After: "The quicksort algorithm is an algorithm."
This seems to work just as fine:
Before: "The quicksort algorithm is a recursive algorithm."
After: "The quicksort algorithm is a magical algorithm."
It seems clear to me that in both cases, the original statement conveys more information than the edited version. I argue that this is the same for "emergence"; saying a phenomenon is an emergent property does convey useful non-trivial information about that phenomenon.
I shall answer the below question:
Yes. For the being which achieved consciousness through means other than emergence, I know that the constituents of that being are conscious.
Emergent consciousness: A human brain.
Non-emergent consciousness: A hive mind.
The constituents of the hive mind are by themselves conscious, and I think that's a useful distinction.
Once again, I disagree with Eliezer. Describing a phenomenon as emergent is (for me) equivalent to describing an algorithm as recursive; merely providing relevant characterisation to distinguish the subject (phenomenon/algorithm) from other subjects. Emergence is nothing magical to me; when I say consciousness is emergent, I carry no illusions that I now understand consciousness, my curiosity is not sated—but I argue—I am now more knowledgebale than I was before; I now have an abstract conception of the mechanism of consciousness; it is very limited, but it is better than nothing.
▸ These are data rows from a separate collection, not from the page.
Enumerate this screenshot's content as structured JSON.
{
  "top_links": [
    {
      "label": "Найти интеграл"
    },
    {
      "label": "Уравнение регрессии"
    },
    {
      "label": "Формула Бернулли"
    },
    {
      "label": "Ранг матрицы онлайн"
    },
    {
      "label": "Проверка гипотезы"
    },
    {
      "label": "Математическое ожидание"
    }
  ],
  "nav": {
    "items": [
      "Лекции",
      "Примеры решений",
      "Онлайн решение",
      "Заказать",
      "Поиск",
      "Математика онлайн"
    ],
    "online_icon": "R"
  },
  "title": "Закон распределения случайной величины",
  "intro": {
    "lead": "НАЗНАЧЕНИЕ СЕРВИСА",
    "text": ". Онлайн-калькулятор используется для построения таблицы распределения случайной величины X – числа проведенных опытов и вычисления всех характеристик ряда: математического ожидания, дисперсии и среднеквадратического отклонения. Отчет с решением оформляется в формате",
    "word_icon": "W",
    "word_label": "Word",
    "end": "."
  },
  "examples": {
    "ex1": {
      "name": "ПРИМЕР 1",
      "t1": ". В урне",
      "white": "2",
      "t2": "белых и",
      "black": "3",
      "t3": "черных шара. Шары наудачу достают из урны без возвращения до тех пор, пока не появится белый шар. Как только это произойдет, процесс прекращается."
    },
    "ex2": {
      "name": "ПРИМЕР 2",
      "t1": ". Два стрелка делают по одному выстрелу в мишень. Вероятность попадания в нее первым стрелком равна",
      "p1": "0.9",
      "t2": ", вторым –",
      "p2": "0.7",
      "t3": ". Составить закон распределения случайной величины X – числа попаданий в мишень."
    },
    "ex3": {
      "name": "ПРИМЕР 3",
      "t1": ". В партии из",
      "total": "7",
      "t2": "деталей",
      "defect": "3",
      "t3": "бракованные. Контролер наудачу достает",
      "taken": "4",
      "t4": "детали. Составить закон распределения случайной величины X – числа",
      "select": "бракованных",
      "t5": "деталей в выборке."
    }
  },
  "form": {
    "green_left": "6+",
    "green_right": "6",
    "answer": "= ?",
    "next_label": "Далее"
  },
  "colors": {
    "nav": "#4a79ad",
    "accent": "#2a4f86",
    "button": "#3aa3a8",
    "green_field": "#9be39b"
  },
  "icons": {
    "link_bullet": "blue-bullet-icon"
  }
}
Telling you quicksort is recursive doesn't tell you how to implement quicksort, but it does (significantly) constrain your search space; If you were going to run a brute force search of algorithm design space to find quicksort, you now know to confine your search to recursive algorithms. Telling you that quicksort is recursive, brings you closer to understanding quicksort than if you were told it's just an algorithm. The same is true for saying consciousness is emergent. You know understand more on consciousness than you did before; you now know that it arises categorial novum as a consequence of the interaction of neurons. Describing a phenomenon as "emergent" does not convey zero information, and thus I argue the category is necessary. Emergent is only as futile an explanation as recursion is.
Part of The Contrarian SequencesNow that I have (hopefully) established that emergence is a real theory (albeit one with limited explanation power, not unlike describing an algorithm as recursive), I would like to add something else. The above is a defence of the legitimacy of emergence as a theory; I am not of necessity saying that emergence is correct. It may be the case that no property of any system is emergent, and as such all properties of systems are properties of at least one of its constituent components. The question of whether emergence is correct (there exists at least one property of at least one system that is not a property of any of its constituent components (not necessarily consciousness/intelligence)) is an entirely different question, and is neither the thesis of this write up, nor a question I am currently equipped to tackle. If it is of any relevance, I do believe consciousness is at least a (weakly) emergent property of sapient animal brains.